Villa El Salvador: del izquierdismo a bastión fujimorista
Villa El Salvador experimentó una transformación política drástica en las últimas décadas. Antiguamente considerado un núcleo de pensamiento progresista durante los años setenta y ochenta, el distrito ubicado al sur de Lima ha virado hacia el fujimorismo, convirtiéndose en uno de los territorios de mayor apoyo electoral para Fuerza Popular.
En sus orígenes, este extenso barrio de viviendas precarias fue reconocido por su modelo de autogestión comunitaria. El alcalde Michel Azcueta, profesor de origen español, lideraba un proyecto que capturaba la esperanza de transformación social. Su colaboradora María Elena Moyano emergió como una figura central de la izquierda local, ganando considerable influencia entre los residentes.
El quiebre llegó con la violencia terrorista. En 1992, Sendero Luminoso asesinó brutalmente a Moyano frente a sus hijos el 15 de febrero, un crimen que marcó el fin de la era progresista del barrio. Ese mismo año, Alberto Fujimori ejecutó un autogolpe y logró capturar al líder terrorista Abimael Guzmán, restaurando la seguridad que la población desesperadamente ansiaba.
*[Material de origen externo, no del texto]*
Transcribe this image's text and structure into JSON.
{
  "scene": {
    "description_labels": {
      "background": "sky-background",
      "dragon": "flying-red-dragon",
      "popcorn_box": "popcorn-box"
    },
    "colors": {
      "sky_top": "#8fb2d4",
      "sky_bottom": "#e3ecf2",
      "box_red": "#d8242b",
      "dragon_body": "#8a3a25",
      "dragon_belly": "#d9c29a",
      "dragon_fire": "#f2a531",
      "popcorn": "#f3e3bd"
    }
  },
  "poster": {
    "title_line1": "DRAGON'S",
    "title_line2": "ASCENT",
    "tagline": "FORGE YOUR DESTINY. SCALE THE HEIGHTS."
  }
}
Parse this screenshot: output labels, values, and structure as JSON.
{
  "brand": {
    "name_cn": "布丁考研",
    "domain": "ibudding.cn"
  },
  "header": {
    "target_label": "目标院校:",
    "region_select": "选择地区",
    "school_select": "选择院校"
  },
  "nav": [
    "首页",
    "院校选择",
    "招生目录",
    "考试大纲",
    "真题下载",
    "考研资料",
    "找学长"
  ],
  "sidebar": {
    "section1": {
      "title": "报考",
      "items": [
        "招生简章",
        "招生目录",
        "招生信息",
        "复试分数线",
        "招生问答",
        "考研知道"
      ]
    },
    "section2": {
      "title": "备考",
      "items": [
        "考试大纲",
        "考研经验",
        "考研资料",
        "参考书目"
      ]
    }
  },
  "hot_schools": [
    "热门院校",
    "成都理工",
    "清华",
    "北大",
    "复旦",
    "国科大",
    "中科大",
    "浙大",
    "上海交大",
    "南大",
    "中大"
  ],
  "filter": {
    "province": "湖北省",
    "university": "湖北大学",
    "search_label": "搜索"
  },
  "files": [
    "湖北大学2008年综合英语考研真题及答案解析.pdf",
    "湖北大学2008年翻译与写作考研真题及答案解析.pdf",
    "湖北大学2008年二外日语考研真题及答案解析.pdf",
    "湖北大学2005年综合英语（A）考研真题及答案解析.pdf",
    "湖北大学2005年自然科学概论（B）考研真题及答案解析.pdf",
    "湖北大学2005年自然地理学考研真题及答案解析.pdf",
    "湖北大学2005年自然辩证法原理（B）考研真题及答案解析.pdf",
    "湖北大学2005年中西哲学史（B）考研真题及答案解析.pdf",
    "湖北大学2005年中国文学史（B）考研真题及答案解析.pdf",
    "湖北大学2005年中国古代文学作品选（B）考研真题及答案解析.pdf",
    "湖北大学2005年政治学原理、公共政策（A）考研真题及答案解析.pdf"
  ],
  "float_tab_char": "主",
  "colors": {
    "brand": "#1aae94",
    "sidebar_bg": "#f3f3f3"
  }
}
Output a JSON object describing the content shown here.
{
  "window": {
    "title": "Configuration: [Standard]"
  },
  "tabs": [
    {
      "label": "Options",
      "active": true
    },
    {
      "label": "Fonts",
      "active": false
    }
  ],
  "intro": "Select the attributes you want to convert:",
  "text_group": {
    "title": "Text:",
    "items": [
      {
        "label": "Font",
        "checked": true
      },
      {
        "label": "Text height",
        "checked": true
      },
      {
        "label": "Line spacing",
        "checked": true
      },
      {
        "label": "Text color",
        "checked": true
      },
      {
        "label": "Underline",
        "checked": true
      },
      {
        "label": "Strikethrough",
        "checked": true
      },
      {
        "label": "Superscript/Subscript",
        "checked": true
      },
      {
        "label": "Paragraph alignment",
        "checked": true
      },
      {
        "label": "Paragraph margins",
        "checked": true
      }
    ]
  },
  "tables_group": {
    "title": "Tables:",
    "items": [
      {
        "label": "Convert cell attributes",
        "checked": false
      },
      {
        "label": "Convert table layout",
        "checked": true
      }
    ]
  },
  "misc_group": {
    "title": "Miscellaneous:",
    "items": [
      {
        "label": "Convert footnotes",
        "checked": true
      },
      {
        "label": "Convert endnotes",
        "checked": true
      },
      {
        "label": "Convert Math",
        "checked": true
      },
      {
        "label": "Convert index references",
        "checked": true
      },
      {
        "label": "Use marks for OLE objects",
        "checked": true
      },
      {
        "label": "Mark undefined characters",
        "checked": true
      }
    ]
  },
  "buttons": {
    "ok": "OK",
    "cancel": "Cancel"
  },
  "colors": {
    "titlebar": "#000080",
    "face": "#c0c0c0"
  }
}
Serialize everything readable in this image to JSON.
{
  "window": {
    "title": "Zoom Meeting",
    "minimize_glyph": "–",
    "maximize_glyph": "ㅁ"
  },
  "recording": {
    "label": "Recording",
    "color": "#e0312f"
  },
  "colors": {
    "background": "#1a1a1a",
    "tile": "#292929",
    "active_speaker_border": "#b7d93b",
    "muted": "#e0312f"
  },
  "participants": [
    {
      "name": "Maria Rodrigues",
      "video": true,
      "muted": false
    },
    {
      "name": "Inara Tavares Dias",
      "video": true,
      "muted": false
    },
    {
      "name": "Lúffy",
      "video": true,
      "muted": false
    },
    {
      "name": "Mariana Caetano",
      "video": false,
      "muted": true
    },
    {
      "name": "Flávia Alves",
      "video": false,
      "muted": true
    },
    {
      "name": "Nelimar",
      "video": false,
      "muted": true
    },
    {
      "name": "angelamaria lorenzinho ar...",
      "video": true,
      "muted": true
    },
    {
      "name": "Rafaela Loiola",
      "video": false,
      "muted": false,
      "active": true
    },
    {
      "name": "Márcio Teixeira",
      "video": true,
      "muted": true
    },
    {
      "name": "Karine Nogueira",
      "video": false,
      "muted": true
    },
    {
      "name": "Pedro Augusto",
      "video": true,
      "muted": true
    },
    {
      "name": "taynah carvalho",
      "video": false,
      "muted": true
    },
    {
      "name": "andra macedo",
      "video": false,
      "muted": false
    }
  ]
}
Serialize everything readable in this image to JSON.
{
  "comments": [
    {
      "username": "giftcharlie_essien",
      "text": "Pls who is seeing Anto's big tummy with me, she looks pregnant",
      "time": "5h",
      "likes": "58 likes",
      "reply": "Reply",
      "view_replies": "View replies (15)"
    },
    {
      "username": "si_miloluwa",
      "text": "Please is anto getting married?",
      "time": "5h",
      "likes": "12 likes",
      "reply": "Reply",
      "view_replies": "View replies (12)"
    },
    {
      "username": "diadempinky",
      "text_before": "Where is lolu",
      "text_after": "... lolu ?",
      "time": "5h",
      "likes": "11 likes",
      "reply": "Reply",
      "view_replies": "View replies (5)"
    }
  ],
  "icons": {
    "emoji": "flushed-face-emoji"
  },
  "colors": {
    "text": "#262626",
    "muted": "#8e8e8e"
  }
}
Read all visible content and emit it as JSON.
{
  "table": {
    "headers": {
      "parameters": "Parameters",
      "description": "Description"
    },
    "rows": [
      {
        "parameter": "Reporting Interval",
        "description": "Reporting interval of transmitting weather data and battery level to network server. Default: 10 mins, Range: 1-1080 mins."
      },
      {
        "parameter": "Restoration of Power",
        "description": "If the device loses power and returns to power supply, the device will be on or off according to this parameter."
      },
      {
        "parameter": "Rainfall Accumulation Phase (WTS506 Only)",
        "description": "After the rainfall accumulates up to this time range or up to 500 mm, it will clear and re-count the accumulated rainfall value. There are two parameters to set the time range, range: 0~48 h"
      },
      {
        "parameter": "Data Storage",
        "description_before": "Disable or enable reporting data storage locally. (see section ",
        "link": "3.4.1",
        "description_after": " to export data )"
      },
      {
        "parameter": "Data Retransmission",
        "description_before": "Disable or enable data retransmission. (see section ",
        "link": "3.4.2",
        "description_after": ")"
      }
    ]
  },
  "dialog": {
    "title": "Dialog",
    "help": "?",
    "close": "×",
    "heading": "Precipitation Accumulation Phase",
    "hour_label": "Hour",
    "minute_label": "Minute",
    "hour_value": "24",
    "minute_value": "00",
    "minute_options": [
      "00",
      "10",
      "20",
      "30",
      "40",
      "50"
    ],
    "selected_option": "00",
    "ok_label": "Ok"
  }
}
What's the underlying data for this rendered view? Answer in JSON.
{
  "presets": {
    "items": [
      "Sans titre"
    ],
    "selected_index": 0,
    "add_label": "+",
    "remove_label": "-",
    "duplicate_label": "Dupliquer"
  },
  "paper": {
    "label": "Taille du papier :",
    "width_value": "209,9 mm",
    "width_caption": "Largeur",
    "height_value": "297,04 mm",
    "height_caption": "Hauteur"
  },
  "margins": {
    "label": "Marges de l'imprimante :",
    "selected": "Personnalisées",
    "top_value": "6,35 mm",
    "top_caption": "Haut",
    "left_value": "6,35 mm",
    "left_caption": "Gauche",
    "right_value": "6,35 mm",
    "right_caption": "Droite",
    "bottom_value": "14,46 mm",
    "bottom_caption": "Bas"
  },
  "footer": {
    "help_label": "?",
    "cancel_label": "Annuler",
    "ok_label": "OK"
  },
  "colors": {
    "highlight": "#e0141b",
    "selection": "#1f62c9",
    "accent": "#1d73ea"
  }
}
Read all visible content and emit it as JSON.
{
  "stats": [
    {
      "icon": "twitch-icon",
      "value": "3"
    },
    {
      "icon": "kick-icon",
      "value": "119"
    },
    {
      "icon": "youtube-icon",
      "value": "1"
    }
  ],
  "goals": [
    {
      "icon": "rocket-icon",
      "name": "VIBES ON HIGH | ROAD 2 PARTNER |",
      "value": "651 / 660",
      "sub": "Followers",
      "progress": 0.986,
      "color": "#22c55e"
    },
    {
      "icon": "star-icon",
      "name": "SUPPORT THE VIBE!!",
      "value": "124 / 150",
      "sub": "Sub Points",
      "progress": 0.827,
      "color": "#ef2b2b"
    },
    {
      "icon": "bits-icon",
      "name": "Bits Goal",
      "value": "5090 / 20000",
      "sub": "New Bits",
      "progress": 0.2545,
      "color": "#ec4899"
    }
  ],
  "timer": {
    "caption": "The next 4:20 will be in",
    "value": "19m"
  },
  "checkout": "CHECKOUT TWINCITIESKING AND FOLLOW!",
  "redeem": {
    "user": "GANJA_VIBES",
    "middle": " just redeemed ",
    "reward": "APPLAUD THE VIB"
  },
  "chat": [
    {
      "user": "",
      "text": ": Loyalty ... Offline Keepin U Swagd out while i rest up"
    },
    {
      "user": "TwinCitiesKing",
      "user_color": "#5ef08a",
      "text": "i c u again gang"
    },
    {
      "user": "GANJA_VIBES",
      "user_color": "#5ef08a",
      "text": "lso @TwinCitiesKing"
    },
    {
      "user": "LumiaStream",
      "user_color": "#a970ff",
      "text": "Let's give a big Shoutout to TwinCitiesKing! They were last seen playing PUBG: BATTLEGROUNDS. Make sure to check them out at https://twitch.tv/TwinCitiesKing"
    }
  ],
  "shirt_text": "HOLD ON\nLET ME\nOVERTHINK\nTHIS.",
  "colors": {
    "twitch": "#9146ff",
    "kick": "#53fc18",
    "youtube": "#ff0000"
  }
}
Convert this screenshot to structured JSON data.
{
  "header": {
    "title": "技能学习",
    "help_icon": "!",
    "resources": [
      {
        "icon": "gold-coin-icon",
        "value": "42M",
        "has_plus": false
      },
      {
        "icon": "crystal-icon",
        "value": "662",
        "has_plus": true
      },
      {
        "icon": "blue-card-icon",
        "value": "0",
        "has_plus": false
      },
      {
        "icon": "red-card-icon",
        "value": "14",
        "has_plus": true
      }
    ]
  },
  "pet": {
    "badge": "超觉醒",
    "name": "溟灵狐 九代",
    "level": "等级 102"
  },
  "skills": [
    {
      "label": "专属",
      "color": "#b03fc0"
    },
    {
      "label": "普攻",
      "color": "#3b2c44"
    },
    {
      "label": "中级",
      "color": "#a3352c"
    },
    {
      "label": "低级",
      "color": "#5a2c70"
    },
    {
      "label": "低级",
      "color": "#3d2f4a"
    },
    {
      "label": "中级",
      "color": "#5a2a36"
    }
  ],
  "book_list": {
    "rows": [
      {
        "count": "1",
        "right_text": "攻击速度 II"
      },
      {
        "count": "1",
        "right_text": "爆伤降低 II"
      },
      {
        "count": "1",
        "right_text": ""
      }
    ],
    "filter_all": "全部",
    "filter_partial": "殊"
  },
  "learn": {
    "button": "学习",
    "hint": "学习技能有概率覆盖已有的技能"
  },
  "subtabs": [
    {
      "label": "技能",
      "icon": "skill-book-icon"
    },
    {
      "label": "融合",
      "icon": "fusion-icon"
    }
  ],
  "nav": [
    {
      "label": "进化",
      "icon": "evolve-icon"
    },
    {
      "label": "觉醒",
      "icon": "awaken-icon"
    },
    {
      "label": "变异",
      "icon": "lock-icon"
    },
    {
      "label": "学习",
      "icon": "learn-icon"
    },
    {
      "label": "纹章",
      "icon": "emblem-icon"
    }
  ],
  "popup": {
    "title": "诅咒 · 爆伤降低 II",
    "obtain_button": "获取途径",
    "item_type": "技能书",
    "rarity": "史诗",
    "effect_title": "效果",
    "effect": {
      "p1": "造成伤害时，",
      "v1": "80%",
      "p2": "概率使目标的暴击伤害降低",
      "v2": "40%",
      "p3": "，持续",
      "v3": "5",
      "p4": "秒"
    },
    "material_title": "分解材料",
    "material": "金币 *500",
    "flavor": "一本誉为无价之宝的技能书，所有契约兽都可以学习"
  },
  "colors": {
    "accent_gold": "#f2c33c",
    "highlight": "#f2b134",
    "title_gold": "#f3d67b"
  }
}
Aunque Fujimori posteriormente fue encarcelado por crímenes de lesa humanidad y corrupción, los pobladores de Villa El Salvador asociaban su gobierno con el retorno de la paz. La izquierda local se desmoralizó internamente, perdiendo militantes por temor y desencanto. Paradójicamente, Martha Moyano, hermana menor de la asesinada líder progresista, abrazó el fujimorismo y se convirtió en dirigente y congresista de la familia Fujimori, ahora siendo referente político en el territorio.
Actualmente, Villa El Salvador alberga aproximadamente 500.000 habitantes. En la primera vuelta electoral, Fuerza Popular obtuvo el 49 por ciento de los votos, cifra extraordinaria considerando la competencia entre diez candidatos y la más elevada registrada en Lima. Los residentes priorizan soluciones concretas sobre ideologías: acceso a vivienda, formalización de propiedades y seguridad pública con mano dura.
El distrito ha experimentado mejoras materiales como expansión de servicios de agua y electricidad, así como mayor infraestructura vial, pero persisten desafíos de saneamiento e inseguridad que mantienen la brecha con zonas más desarrolladas de la capital.